Thoughts from Pathology Job Market Conversations

So, as you know, I recently attended the 2014 CAP Annual Meeting in Chicago. In addition to meeting with residents, I also had many interesting conversations and meals with non-trainees. I met new-in-practice pathologists who had completed two or three fellowships who were unemployed and were at the meeting networking with potential job prospects. I met veteran pathologists who were working in part-time or locums tenens positions while searching for a more permanent position. And finally, I met pathologists who were currently working but who told me that over the years, the amount of work that they have had to do for the same or less pay had significantly increased.

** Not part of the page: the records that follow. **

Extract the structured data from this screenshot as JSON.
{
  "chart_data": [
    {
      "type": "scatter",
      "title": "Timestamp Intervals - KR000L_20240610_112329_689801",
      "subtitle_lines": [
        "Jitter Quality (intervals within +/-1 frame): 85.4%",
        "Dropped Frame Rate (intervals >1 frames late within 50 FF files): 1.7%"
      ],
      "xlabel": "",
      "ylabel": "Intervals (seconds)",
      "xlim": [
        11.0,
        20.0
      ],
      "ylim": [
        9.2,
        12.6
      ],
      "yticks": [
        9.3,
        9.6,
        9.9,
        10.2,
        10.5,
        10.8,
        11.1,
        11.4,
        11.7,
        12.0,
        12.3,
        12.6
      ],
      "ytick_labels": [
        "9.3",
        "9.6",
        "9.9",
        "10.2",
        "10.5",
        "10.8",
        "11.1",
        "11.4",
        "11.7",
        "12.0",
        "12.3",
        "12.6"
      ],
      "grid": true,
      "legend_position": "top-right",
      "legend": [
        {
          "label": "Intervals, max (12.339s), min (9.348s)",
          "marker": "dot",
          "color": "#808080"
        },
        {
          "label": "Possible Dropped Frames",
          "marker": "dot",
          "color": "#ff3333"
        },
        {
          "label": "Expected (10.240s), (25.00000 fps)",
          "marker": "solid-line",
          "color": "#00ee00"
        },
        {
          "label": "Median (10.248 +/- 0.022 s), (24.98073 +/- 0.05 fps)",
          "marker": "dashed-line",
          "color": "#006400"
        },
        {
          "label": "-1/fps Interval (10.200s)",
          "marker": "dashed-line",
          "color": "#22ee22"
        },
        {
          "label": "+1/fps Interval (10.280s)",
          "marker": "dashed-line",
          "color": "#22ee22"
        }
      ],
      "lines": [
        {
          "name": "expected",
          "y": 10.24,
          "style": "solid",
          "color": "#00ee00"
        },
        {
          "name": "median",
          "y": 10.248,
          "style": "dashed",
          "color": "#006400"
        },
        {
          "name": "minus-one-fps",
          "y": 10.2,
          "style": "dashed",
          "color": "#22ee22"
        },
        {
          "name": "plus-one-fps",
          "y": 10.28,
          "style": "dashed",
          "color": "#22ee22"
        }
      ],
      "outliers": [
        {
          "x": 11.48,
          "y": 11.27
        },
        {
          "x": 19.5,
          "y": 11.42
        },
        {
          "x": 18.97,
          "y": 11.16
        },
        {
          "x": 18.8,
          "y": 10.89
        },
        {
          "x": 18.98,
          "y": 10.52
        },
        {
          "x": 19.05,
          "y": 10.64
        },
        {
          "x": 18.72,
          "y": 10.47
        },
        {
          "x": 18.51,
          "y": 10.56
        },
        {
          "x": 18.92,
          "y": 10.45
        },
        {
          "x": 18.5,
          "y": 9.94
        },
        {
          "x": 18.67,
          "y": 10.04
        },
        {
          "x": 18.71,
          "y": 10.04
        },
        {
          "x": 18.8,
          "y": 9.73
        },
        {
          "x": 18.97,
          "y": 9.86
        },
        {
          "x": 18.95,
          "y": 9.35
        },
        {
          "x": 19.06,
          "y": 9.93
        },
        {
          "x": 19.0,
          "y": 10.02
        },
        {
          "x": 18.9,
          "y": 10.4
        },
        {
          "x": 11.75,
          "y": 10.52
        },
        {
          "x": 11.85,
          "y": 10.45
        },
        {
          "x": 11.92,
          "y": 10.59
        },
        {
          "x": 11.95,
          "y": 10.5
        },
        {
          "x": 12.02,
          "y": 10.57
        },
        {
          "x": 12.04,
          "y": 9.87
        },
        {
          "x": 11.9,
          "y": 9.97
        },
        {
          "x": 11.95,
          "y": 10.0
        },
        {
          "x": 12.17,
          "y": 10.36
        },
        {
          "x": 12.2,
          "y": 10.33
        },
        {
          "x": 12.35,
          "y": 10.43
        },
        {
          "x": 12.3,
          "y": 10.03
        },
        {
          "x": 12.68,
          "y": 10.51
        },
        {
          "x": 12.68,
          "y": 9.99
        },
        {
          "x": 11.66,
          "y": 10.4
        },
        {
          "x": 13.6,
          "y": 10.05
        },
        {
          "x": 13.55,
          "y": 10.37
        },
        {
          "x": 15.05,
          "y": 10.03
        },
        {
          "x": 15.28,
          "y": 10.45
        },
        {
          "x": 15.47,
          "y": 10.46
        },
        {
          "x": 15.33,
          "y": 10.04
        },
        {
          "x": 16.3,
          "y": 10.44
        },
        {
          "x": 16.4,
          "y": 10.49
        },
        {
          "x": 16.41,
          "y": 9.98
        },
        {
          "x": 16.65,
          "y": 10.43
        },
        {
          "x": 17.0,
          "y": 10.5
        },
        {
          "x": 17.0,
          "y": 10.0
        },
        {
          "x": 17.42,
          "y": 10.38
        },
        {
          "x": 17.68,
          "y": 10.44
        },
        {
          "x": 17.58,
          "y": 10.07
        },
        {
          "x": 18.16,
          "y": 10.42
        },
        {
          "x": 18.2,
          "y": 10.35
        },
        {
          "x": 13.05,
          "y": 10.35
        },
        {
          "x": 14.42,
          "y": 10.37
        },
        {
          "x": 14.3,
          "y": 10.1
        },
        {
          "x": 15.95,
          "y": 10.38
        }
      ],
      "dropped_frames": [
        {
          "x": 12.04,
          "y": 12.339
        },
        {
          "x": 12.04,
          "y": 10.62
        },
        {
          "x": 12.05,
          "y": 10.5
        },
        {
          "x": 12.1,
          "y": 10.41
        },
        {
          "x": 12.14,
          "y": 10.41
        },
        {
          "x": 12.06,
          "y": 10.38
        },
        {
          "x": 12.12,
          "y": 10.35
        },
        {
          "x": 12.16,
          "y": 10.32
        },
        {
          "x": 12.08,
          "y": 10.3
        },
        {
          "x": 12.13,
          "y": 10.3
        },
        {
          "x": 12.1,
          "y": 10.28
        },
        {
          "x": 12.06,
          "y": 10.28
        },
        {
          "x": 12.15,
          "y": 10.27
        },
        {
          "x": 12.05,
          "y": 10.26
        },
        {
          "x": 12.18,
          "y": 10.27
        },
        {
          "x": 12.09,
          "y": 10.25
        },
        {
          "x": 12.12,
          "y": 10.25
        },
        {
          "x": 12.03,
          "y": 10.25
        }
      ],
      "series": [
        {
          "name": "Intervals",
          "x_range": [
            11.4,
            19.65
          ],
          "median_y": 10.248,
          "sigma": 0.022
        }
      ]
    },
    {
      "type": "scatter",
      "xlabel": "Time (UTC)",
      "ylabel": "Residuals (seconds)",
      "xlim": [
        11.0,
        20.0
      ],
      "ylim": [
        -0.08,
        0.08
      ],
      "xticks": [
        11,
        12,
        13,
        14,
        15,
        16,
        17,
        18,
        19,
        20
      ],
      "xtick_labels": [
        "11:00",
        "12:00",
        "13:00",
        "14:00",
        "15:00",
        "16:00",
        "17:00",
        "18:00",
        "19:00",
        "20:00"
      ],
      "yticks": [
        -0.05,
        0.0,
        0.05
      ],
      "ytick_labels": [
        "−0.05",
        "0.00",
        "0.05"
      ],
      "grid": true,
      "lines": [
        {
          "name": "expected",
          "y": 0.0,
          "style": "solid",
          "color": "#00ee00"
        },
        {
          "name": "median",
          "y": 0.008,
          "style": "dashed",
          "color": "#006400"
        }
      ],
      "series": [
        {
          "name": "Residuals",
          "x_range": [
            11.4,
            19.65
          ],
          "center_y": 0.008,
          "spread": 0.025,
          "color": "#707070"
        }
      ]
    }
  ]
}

These conversations left me wondering how we can address this issue. How do the reports that this country would see an impending shortage of pathologists in the near future fit in with these first-hand stories? Most, if not all, of the reports about a pathology workforce shortage were based, at least partially, on survey data. This can be influenced by selection bias, volunteer bias, or both depending on how the survey was conducted. Also the modeling applied, at best, can only make estimates about future occurrences based on the data available now. It cannot take into account unforeseeable game changers (eg – Affordable Care Act) that may significantly alter the practice of medicine compared to the practice today. I’m not saying that we should discount these reports, just that we should be aware of how to critically analyze the conclusions from them.

I do believe that there is a pathologist shortage in terms of misdistribution geographically and subspecialty-wise, but this is a trend that holds true for most medical specialties. We may not have enough pathologists per person (aka a shortage) in this country but we definitely have a surplus in many urban settings where it may be more popular to practice. Certain popular and well-paying subspecialties, like dermatopathology, could have a surplus but don’t because the number of fellowship positions are limited. But other popular subspecialties like hematopathology seem to be saturated in terms of positions near cities that are popular to live in from my anecdotal experience.

And even though an impending shortage is always the battle cry to increase the number of residency spots, our community is polarized on this issue. Some residents and pathologists I’ve spoken with feel that we should, like other specialties have done in the past, limit the number of residency positions we have. Without more data, I can’t really say which side of the argument I agree with but I do acknowledge that we are at a crossroads. The decisions we make now about how we train our residents and what roles pathologists should fill (eg – molecular diagnostics) will affect our future, patients’ futures, and our profession’s future.

But regardless, the problem does remain that the job market currently seems tight and that pathologists have had to perform more work than they have had to in the past. So, what is your take on the situation and your suggestions for a possible solution? And how can we incentivize to address misdistribution of pathologists to address a shortage in more underserved areas?

 

Chung

-Betty Chung, DO, MPH, MA is a third year resident physician at Rutgers – Robert Wood Johnson University Hospital in New Brunswick, NJ.